An ELISA uses antigens that are adsorbed to wells of plastic microtiter plates, which are then blocked using an agent to cover any open surface left in the well. The tester adds a primary antibody to specifically adhere to the antigen and then adds a secondary antibody, combined to a reactive enzyme, to bind to the primary antibody. The tester then adds a color-changing substrate to visualize the concentration of the antigen. The color of the substrate increases along with the concentration of the antigen.
Protocols described in "Methods in Molecular Biology" require the following reagents for the either type of ELISA: bicarbonate coating buffer; PBS containing bovine serum albumin and Tween 20; phosphate buffer; citrate buffer; stop solution; PBS washing solution and hydrogen peroxide. The protocols further describe specific compositions and percentages for each reagent.
Add carbonate buffer to each well of a microtiter plate followed by diluted antigen in a bicarbonate coating buffer. Incubate at room temperature for two hours or overnight. Wash the plate and allow to dry at room temperature. Add horse-radish peroxidase conjugate to each well, diluted to appropriate concentration, and allow to incubate at room temperature for two additional hours. Add blocking buffer and wash each well with washing solution. Add citrate buffer to each well and allow for color development. After 10 minutes, stop the reaction with stop buffer. Measure absorbance using a spectrophotometer.

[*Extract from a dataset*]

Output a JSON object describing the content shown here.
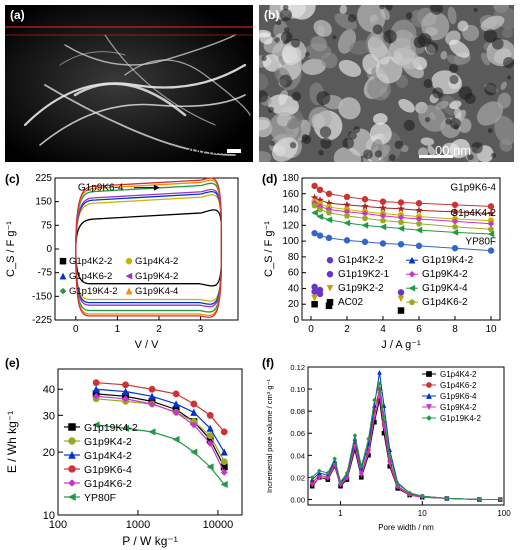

Based on the work of Munro and Lasley (1988), the Sandwich ELISA uses a horseradish peroxidase ligand, antiserum and commercial standards in a 96-well microtiter plate. The wells of the plate are coated with diluted antiserum in bicarbonate coating buffer. Seal plates tightly and incubate for 12 hours at 4 degrees Celsius. Dilute the enzyme conjugate in phosphate buffer. Remove the excess antibody with wash solution and allow to dry at room temperature. Dispense phosphate buffer into each well followed by conjugate solution containing standards or samples. Cover the plates for two hours. Wash the plates and allow to dry at room temperature. Add citrate buffer to wells and allow color to develop. After 60 minutes, stop the reaction with stop solution. Measure absorbance with spectrophotometer.